针对声学场景分类任务中模型特征表达能力不充足的问题，提出一种基于自适应多分支卷积优化的网络架构。首先，使用多支路分别提取特征，再引入动态权重自适应改变权值平衡每个支路，提升特征感知能力。其次，考虑现有模型分类时忽略类与类之间的关系问题，引入粗粒度分类器辅助训练原分类模型，通过结果融合增强分类过程。在TUT2020移动开发数据集上进行训练与测试。实验结果表明，相较于优化前的算法，所提模型在准确率上提升了6.5%，证明所提方法可以有效提升整体分类效果。

关键词: 声学场景分类, 卷积神经网络, 自适应特征融合, 层次结构

Abstract:

Aiming to address the problem of the model’s insufficient feature representation ability in the acoustic scene classification task, a network architecture based on adaptive multi-branch convolutional optimization is proposed. Firstly, multiple branches are used to extract features independently, and dynamic weights are introduced to adaptively adjust the balance among the branches, enhancing feature perception capability. Secondly, to address the issue of ignoring the relationships among classes during classification in existing models, a coarse-grained classifier is introduced to assist in training the original classification model. The classification process is enhanced by fusing the results. The proposed method is trained and tested on the TUT2020 mobile development dataset. Experimental results show that the accuracy of the proposed method is improved by 6.5% compared with the algorithm before optimization, demonstrating that the proposed method effectively enhances the overall classification performance.

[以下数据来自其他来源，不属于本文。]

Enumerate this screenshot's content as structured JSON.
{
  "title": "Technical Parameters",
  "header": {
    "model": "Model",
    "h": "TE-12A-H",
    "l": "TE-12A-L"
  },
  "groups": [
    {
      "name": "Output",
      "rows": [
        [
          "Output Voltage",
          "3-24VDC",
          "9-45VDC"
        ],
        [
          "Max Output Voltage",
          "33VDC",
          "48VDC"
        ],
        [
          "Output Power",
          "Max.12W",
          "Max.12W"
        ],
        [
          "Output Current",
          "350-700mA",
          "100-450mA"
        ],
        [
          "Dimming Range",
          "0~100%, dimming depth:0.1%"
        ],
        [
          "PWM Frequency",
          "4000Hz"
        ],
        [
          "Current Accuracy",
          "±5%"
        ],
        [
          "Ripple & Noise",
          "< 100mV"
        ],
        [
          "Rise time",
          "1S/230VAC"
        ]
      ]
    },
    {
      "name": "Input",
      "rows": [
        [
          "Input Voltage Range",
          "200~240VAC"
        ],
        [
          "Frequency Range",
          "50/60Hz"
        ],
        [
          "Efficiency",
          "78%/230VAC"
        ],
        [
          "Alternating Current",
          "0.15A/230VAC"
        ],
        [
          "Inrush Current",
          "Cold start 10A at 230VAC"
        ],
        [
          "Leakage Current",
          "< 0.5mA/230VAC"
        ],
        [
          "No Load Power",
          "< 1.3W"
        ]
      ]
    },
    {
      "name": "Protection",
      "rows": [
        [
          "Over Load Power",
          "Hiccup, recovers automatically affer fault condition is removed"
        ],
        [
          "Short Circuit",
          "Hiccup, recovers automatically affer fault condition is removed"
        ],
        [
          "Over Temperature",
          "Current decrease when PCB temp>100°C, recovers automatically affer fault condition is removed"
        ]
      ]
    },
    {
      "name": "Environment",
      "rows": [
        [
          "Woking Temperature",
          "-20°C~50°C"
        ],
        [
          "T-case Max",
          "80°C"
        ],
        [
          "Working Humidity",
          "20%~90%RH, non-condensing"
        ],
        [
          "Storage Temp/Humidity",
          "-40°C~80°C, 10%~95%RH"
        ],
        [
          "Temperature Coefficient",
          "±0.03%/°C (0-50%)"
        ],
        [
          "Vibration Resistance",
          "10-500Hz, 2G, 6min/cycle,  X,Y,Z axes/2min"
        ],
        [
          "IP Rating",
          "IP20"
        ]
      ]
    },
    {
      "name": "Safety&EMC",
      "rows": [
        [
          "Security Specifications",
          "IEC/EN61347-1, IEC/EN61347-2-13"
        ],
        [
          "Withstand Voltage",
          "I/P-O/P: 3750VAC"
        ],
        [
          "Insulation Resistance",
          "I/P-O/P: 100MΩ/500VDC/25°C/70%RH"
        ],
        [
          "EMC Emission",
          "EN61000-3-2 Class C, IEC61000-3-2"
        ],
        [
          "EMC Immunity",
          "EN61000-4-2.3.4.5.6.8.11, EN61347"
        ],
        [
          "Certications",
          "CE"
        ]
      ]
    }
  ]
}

Key words: acoustic scene classification, convolutional neural networks, adaptive feature fusion, hierarchical proposed

中图分类号:

韦娟, 何德华, 宁方立. 基于自适应多分支卷积的声学场景分类[J]. 系统工程与电子技术, 2025, 47(10): 3148-3154.

Juan WEI, Dehua HE, Fangli NING. Acoustic scene classification based on adaptive multi-branch convolution[J]. Systems Engineering and Electronics, 2025, 47(10): 3148-3154.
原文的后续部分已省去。